When the concept for HiLO Lens (a right angle lens) first came up, the obvious solution was to use a mirror. Simple solutions are often best. A mirror angled at 45 degrees redirects the camera through a right angle.

But we quickly ran into problems.

The iPhone has a field of view of about 60 degrees (which is quite wide for a camera). The camera is about 9mm from the edge of the iPhone, to avoid the back of the iPhone appearing in the final image, the mirror needs to be held a certain distance from the camera.

As the mirror extends away from the back of the iphone the camera’s field of view is getting wider and wider, thus the mirror needs to extend even further. The end result is that the mirror needs to be relatively large to capture the iPhone camera’s field of view. From an aesthetic point of view this looks terrible. From a practical point of view the accessory becomes too large.

Our first technical challenge was to decrease the size of the mirror. This requires some specialized optics. Once Alexander (our optical engineer) started looking at the problem the question of using a mirror or a prism was raised.

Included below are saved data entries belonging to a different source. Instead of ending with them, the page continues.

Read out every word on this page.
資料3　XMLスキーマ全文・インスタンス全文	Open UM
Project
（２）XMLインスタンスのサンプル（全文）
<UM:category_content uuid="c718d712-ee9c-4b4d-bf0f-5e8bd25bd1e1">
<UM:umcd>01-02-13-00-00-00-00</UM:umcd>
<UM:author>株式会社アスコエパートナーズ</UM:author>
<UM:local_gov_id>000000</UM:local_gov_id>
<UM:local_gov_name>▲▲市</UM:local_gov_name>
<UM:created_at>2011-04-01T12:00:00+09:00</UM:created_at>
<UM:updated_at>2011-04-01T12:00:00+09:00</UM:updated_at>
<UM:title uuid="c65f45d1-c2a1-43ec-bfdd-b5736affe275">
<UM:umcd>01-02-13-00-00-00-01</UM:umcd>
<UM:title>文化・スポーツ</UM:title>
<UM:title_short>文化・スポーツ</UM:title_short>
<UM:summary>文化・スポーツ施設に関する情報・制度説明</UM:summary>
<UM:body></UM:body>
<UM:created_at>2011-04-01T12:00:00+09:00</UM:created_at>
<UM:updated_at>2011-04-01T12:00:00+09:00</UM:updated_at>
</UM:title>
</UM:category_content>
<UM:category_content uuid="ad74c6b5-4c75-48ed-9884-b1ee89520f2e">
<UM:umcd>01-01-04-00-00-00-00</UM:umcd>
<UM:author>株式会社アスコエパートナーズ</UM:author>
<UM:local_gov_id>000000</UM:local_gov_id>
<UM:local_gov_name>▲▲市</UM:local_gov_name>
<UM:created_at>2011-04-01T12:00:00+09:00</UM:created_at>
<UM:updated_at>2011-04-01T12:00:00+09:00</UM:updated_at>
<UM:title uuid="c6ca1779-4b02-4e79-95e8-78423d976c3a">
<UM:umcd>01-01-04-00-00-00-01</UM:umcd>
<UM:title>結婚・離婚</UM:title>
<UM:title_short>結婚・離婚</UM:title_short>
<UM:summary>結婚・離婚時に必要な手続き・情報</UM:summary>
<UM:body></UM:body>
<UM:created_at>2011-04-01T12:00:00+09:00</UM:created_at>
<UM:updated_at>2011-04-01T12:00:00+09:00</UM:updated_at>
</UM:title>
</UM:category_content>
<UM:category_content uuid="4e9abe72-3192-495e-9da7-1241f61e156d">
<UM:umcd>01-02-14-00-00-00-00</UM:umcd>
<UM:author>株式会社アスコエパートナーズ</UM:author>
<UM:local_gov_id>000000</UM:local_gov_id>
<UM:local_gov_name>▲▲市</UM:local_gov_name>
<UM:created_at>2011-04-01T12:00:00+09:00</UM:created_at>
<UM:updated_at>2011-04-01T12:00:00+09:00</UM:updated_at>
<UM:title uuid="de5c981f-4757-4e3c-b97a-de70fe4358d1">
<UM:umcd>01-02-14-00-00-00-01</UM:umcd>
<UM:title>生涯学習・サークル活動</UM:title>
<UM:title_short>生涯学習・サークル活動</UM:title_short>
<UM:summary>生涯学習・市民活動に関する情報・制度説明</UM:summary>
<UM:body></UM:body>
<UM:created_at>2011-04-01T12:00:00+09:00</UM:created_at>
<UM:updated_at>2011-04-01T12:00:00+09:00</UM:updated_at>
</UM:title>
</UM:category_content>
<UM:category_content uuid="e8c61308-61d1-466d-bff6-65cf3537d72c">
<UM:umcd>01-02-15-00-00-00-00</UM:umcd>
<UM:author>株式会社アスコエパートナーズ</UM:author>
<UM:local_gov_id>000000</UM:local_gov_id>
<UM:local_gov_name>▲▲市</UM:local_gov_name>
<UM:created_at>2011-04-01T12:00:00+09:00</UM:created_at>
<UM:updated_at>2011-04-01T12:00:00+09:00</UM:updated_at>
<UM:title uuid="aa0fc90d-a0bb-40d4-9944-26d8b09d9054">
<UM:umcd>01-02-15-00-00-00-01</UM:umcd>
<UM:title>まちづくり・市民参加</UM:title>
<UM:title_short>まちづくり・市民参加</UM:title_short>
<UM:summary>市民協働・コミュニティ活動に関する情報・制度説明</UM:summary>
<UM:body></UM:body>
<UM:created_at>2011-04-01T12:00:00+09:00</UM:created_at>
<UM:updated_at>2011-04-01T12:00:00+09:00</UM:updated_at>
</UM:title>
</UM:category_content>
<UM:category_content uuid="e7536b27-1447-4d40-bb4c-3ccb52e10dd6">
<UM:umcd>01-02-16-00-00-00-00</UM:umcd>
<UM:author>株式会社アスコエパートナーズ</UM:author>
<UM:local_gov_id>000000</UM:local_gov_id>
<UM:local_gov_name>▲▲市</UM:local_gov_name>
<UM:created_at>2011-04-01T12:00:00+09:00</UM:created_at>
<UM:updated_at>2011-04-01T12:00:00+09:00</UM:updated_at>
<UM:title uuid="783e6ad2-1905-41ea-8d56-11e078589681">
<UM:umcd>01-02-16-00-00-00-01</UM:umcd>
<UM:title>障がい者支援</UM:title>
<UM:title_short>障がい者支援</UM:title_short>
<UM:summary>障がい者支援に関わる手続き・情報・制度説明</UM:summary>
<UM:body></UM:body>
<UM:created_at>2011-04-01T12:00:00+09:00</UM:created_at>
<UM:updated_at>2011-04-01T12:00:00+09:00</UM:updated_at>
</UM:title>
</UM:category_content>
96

Prisms and mirrors both have their advantages. A prism can be made from various types of glass and this gives the optical design more flexibility. Mirrors have an exposed reflective surface, so they need to bel protected from dust. Prisms can have the hypotenuse surface coated and this reflective surface is against the glass so protected from dust. There is also the risk of a mirror getting damaged when it is cleaned. So we favored the prism.

When exploring the optical design an interesting optical property came up for discussion. This is called total internal reflection. To better understand this, lets consider a normal reflective surface, this could be a mirror or the hypotenuse of a prism. Any reflective coating will absorb some light instead of reflecting it. For example a simple aluminium coating could reflect 88% of the visible light, silver might reflect 98% and a dielectric coating could reflect over 99%. But total internal reflection achieves an unbeatable 100% reflection and happens when the angle of incidence of the light means that no light can pass through the glass/air barrier. For further details wikipedia is your friend !

Total internal reflection under water

These details make a huge difference in image quality. You’ll be glad to know that we are using total internal reflection in the HiLO Lens optical design.